I have a 10g aquarium with 6 baby goldfish about 6 months old i know i need a bigger tank,but i need to know how much heat does a 60 watt light bulb give off?Would this be too much heat for my tank?


----------



## majerah1 (Oct 29, 2010)

The best way to find out is a thermometer,and keep an eye on the tank while the light is on.If you cant get a larger tank anytime soon,they have some very totes at Walmart,for very good prices.Though its not very showy,it would keep the goldies in perfect health until you can upgrade.


----------



## Lil Gashog (Dec 1, 2010)

Can light be too bright?Like damage the goldfish eyes?These are 2 black moors and 3 fantails.I was also wondering one of my fantails when i bought it was clear a little black around its top fin and red on the skin around its gills but it acts fine eats swims so is this just coloring?


----------



## mfgann (Oct 21, 2010)

A thermometer would tell you, but I'd just go get a spiral cfl lightbulb to go in the light socket. If the room is a comfortable temp the goldies are probably fine. I second the idea of some totes..or just get another 10g for about 10$.


----------



## Lil Gashog (Dec 1, 2010)

What are totes?And petsmart's 10g's are around 30$ Is there a place i can get them cheaper?


----------



## majerah1 (Oct 29, 2010)

Walmart.com: Sterilite 58-Quart Storage Box, Set of 8: Storage & Organization
Those are totes,lol.Its hard to say on the gill color,and would be much easier if you could get a picture of the fish in question.

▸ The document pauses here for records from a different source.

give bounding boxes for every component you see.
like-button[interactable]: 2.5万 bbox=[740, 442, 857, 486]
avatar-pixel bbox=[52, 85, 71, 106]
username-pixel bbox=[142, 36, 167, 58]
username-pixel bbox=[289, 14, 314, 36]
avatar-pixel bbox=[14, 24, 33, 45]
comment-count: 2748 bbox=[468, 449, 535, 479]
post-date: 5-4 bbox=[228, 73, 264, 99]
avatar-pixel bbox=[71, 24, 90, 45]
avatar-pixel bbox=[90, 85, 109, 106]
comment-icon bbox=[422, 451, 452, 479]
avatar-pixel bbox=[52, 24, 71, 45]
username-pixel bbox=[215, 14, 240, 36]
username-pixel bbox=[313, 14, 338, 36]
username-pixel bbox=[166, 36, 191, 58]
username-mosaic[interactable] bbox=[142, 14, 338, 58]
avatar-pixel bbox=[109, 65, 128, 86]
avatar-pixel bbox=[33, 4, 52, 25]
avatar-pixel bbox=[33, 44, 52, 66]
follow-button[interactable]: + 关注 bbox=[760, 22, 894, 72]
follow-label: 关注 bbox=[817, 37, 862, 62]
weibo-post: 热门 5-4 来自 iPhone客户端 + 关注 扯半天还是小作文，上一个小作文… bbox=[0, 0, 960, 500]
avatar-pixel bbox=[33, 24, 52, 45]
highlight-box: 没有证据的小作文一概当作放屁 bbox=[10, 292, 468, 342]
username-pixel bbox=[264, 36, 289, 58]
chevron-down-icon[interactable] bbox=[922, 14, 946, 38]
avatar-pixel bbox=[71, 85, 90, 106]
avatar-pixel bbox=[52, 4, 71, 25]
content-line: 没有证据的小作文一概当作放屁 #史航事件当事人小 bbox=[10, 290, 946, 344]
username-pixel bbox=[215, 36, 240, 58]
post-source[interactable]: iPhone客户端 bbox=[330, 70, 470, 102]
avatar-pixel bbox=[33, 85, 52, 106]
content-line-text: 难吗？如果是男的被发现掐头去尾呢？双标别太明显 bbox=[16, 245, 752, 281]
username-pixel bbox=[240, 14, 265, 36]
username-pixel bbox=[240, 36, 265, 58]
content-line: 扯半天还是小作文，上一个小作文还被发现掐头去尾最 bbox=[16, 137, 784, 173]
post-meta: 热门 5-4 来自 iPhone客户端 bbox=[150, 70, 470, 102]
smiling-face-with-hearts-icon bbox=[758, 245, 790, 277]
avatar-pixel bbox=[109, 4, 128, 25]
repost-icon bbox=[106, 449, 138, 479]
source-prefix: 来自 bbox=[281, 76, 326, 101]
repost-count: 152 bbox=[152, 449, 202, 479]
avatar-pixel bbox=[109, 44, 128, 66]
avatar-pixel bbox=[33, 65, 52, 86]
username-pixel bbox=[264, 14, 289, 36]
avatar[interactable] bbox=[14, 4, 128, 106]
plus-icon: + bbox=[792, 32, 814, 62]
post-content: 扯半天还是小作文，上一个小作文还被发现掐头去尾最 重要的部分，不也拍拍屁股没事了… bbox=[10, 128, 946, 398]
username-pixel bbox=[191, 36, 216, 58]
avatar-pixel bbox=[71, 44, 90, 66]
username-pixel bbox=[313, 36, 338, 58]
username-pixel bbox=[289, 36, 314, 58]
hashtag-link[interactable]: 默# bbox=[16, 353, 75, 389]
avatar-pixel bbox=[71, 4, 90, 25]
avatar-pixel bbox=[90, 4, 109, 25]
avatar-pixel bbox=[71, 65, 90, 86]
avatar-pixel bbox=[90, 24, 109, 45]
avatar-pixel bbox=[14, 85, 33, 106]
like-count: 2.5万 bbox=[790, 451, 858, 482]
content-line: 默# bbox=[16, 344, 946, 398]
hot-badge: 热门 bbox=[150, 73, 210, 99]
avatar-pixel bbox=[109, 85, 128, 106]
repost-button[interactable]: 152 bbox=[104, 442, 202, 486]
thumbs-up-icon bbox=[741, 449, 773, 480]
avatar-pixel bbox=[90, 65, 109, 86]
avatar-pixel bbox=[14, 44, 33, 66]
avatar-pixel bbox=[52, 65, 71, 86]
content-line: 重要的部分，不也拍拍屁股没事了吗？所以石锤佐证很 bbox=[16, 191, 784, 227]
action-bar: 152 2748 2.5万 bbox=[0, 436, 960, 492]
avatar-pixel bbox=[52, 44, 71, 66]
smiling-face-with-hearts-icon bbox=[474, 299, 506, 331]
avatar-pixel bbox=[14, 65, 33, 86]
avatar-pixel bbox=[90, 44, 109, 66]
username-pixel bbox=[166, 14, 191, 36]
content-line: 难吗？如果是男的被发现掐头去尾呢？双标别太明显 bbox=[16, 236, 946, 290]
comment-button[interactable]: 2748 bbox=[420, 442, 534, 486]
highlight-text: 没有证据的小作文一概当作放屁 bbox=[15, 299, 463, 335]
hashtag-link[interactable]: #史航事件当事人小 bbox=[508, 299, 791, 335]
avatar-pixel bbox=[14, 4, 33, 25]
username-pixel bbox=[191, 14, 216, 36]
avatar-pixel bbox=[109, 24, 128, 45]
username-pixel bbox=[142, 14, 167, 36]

BTW dont let that price get to you thats for a set.If you look at walmart or even dollar general or family dollar you will find storage containers.They are much cheaper than fish tanks,just not the best looking things.


----------



## tscott (Jan 7, 2011)

Petco is running there $1 a gallon sale, so the 10gal is $10. Usually a regular tank isn't all that expensive anyway, my local pet store has 10g for $16~$17


----------



## snail (Aug 6, 2010)

As was mentioned a CFL will give off much less heat. They are those ones that are sold as energy saving bulbs. If you want one for live plants look for a bulb that says 'daylight'.


----------



## Lil Gashog (Dec 1, 2010)

Ok i see what you're saying about totes i might actually have one lol!And i guess i forgot how bad Walmart's fish dep. is the black moors are white,well everything in that tank is white they have plecos with goldfish but the goldies are sick...poor fishies


----------